Here's an example using a 1 dimensional byte array:
' create an array as small as possible, so
' that it uses virtually no variable ram ($M)
' this creates the array descriptor,
' but it has only 1 element assuming option base 0
DIM test|(0)
'
' allocate the ram needed for the array
' for each dimension add 4 extra bytes
' for option base 0 add 1 extra element
buffer%=MALLOC(4+24+1) !-> dim test|(24)
IF buffer%=0
PRINT "malloc() failed!"
EDIT
ENDIF
'
' modify the array descriptor to point
' at the newly allocated memory block
' and set it's dimension(s)
LONG{buffer%}=24 !set 1st dimension
LONG{*test|()}=buffer% !redirect to the memory block
ARRAYFILL test|(),0 !we must clear it, ram will be dirty
'
' test the array with some values
FOR i&=0 TO 23
test|(i&)=i&
NEXT i&
'
' dump the values using the array
FOR i&=0 TO 23
PRINT test|(i&);" ";
NEXT i&
PRINT
'
' dump the values directly from the memory block
' so we can see that the array has accessed it
FOR i&=0 TO 23
PRINT BYTE{buffer%+4+i&};" ";
NEXT i&
PRINT
'
' free the array
~MFREE(buffer%)
EDIT
' example outputs:
' 0 1 2 3 4 5 6 7 8 9 10 11 12 13 14 15 16 17 18 19 20 21 22 23
' 0 1 2 3 4 5 6 7 8 9 10 11 12 13 14 15 16 17 18 19 20 21 22 23
There are some rules if one uses this technique:
1) Never, ever use ERASE. Internally GFA also stores a block-size and
back-trailer and these only come into play if one uses ERASE. Since the ram for
the array is outside of GFA's normal variable memory area it will surely crash.

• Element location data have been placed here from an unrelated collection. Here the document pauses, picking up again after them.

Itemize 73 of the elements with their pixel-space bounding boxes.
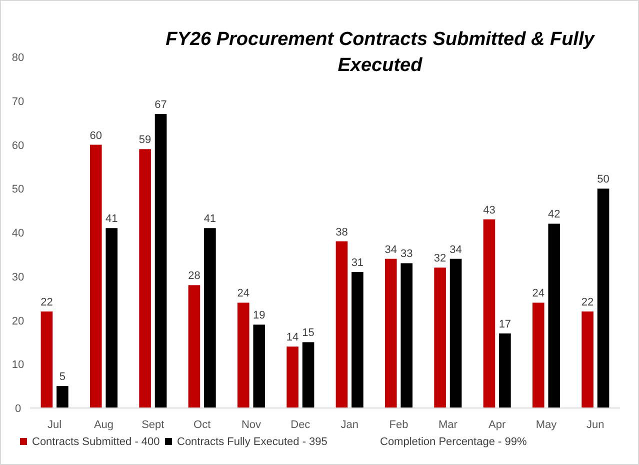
x-tick-label: Oct bbox=[194, 419, 211, 431]
x-tick-label: Jul bbox=[48, 419, 62, 431]
bar bbox=[237, 302, 250, 408]
data-label: 34 bbox=[384, 244, 398, 256]
x-tick-label: May bbox=[536, 419, 558, 431]
bar bbox=[450, 258, 462, 408]
bar bbox=[582, 311, 594, 408]
y-tick-label: 20 bbox=[12, 315, 24, 328]
bar bbox=[434, 268, 446, 408]
data-label: 59 bbox=[138, 134, 152, 146]
data-label: 22 bbox=[581, 296, 594, 308]
bar bbox=[154, 114, 167, 408]
y-tick-label: 60 bbox=[12, 140, 24, 152]
x-tick-label: Dec bbox=[290, 419, 311, 431]
bar bbox=[352, 272, 364, 408]
bar bbox=[499, 333, 511, 408]
y-tick-label: 10 bbox=[12, 359, 24, 372]
data-label: 43 bbox=[483, 204, 496, 216]
bar bbox=[400, 263, 413, 408]
data-label: 32 bbox=[434, 252, 446, 265]
legend-label: Contracts Fully Executed - 395 bbox=[177, 436, 328, 448]
bar bbox=[188, 285, 200, 408]
bar bbox=[286, 346, 298, 408]
data-label: 42 bbox=[548, 208, 560, 221]
bar bbox=[253, 324, 266, 408]
data-label: 34 bbox=[450, 244, 462, 256]
y-tick-label: 70 bbox=[12, 96, 24, 108]
x-tick-label: Jan bbox=[340, 419, 358, 431]
bar bbox=[90, 144, 102, 408]
bar bbox=[204, 228, 216, 408]
x-tick-label: Mar bbox=[438, 419, 458, 431]
data-label: 5 bbox=[59, 371, 66, 384]
x-tick-label: Aug bbox=[94, 419, 114, 431]
x-tick-label: Nov bbox=[241, 419, 262, 431]
bar bbox=[532, 302, 544, 408]
y-tick-label: 50 bbox=[12, 184, 24, 196]
data-label: 31 bbox=[351, 256, 364, 269]
bar bbox=[139, 149, 151, 408]
data-label: 15 bbox=[302, 327, 314, 340]
y-tick-label: 40 bbox=[12, 228, 24, 240]
y-tick-label: 80 bbox=[12, 52, 24, 64]
data-label: 67 bbox=[154, 99, 167, 112]
y-tick-label: 30 bbox=[12, 271, 24, 284]
x-tick-label: Jun bbox=[586, 419, 604, 431]
bar bbox=[40, 311, 53, 408]
legend-label: Contracts Submitted - 400 bbox=[32, 436, 160, 448]
chart-title: FY26 Procurement Contracts Submitted & Fully Executed bbox=[166, 29, 596, 76]
data-label: 33 bbox=[400, 248, 413, 260]
text: Completion Percentage - 99% bbox=[380, 436, 527, 448]
bar bbox=[336, 241, 348, 408]
data-label: 60 bbox=[90, 130, 102, 142]
data-label: 14 bbox=[286, 332, 299, 344]
bar bbox=[384, 258, 397, 408]
data-label: 38 bbox=[336, 226, 348, 238]
data-label: 24 bbox=[532, 288, 545, 300]
bar bbox=[56, 386, 68, 408]
x-tick-label: Feb bbox=[389, 419, 408, 431]
data-label: 50 bbox=[597, 174, 610, 186]
bar bbox=[106, 228, 118, 408]
x-tick-label: Sept bbox=[142, 419, 164, 431]
data-label: 28 bbox=[188, 270, 200, 282]
y-tick-label: 0 bbox=[14, 403, 22, 415]
data-label: 22 bbox=[40, 296, 53, 308]
data-label: 19 bbox=[252, 310, 266, 322]
data-label: 41 bbox=[105, 213, 118, 226]
data-label: 17 bbox=[498, 318, 512, 330]
data-label: 41 bbox=[204, 213, 216, 226]
data-label: 24 bbox=[237, 288, 250, 300]
bar bbox=[548, 224, 560, 408]
x-tick-label: Apr bbox=[488, 419, 506, 431]
bar bbox=[483, 219, 496, 408]
bar bbox=[302, 342, 314, 408]
bar bbox=[597, 188, 610, 408]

I say again, never, ever use ERASE!
2) If you have some normal arrays and some external arrays, do not try to ERASE
a normal array either. This causes GFA to shift arrays in memory to fill the
empty gap. It will then likely crash if it tries to move an external array.
Again, do not use ERASE!
3) To re-dimension an external array, simply modify the array descriptor again.
Did I mention never, ever use ERASE! ;o)
4) Extreme care must be taken when setting the memory block size and
dimension(s).
If you follow these 3 rules this technique works quite well. I've used it in my
own programs for quite sometime. This technique works interpreted or compiled.
Note: This technique works with any type of numerical array with any number of
dimensions, however it's untested with string arrays. String arrays are a
special animal in themselves and since each string in the array requires a
string descriptor it's managed a bit differently. There's no way to force GFA
to move the actual string data to your memory block, it's hard coded to use
GFA's variable memory area. The list of string descriptors however will end up
(in theory) in the external memory block, thus I suspect this technique would
only relocate 6 bytes per element. Thus:
DIM t$(24) -> MALLOC(4+((24+1)*6)) !assuming option base 0
I don't see much benefit in this, therefore I never bothered to test it.